News / In Focus

Chia-Hao Chen, Chung-Lin Wu, Semiconductor, monolayer diode, WSe2
MOST Press Conference – Breakthrough Material Research Brings Smaller and Faster Semiconductors
The press conference held by MOST on November 21st: (left to right) Director General Minn-Tsong Lin (Dept. of Natural Sciences and Sustainable Development, MOST), Dr. Chia-Hao Chen (NSRRC), Deputy Director Yu-Han Tsou (MOST), Prof. Chung-Lin Wu (NCKU) and Dr. Jhih-Wei Chen (NCKU).

       A collaborative research project led by NSRRC user, Prof. Chung-Lin Wu (Physics Department, National Cheng Kung University) and NSRRC scientist, Dr. Chia-Hao Chen, used WSe2 to successfully develop a monolayer diode at room temperature. It is only 0.7 nanometer thick and has the potential to move beyond Moore's Law* and achieve the next generation of energy-saving integrated circuits (ICs). The Ministry of Science and Technology (MOST) held a press conference on November 21st to highlight this research, which was published in Nature Communications.

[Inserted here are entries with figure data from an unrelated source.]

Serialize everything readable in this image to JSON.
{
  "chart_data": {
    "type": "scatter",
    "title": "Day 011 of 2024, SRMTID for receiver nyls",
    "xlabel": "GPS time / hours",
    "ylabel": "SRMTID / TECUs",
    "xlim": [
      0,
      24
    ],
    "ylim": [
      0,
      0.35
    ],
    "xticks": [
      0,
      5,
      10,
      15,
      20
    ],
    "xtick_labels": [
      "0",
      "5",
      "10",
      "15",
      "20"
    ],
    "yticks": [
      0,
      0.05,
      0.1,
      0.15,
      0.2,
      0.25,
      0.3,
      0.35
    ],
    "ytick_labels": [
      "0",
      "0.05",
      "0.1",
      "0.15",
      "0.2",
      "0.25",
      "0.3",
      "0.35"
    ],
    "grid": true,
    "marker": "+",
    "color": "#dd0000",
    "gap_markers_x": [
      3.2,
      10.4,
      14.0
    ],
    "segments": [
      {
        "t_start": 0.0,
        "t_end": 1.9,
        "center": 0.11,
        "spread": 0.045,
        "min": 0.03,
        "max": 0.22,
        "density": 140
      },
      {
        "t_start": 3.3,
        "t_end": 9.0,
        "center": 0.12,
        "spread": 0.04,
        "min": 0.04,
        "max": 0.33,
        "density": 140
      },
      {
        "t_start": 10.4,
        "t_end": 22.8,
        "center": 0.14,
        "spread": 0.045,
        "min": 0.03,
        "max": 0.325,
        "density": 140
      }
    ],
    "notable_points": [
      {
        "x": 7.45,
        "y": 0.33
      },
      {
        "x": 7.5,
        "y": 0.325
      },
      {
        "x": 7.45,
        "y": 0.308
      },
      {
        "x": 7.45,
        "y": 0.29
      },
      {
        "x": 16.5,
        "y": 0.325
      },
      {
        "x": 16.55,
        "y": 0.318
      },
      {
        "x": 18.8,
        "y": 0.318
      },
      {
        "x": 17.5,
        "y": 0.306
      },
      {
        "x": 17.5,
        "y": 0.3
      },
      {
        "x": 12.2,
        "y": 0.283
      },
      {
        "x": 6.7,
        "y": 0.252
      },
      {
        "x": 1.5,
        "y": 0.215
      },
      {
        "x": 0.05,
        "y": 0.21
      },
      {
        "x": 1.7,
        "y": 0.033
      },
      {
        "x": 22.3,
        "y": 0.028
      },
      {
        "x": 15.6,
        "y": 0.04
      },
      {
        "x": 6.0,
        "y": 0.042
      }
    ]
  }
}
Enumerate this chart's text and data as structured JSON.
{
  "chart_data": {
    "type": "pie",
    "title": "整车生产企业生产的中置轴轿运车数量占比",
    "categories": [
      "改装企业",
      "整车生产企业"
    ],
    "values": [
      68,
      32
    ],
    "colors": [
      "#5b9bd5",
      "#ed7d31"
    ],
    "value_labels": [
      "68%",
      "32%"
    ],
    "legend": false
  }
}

       The properties of 2D materials will help develop novel devices across a number of semiconductor-related applications, such as biosensors, energy storage, and photovoltaic cells. The team produced a non-volatile lateral pn diode by integrating a monolayer WSe2 on a multiferroic BiFeO3 substrate, for high-performance rectifying required for core logic applications. Compared to common silicon semiconductors, where transistor channel size has hit a hard limit of 3 nm, the monolayer diode is thinner, smaller and faster. In addition, it reduces the complexity in IC design and processes, electricity leakage, and circuit shortage. Future applications like artificial intelligence chipsets and machine learning for self-driving cars that require high performance computing and energy efficiency would possibly benefit from such a monolayer diode.

       To directly visualize the electronic structure of WSe2 on BiFeO3, the team used a scanning photoelectron microscope and spectroscopy (SPEM/S) at TLS beamline 09A1. The SPEM endstation provides the required energy, spatial resolution and surface sensitivity for the study of the ultra-thin 2D material systems.

*Moore's Law is the observation formulated by Intel co-founder Gordon Moore in 1965 that the number of transistors per square inch on integrated circuits doubles about every two years. It has served as a guiding principle in the technology industry.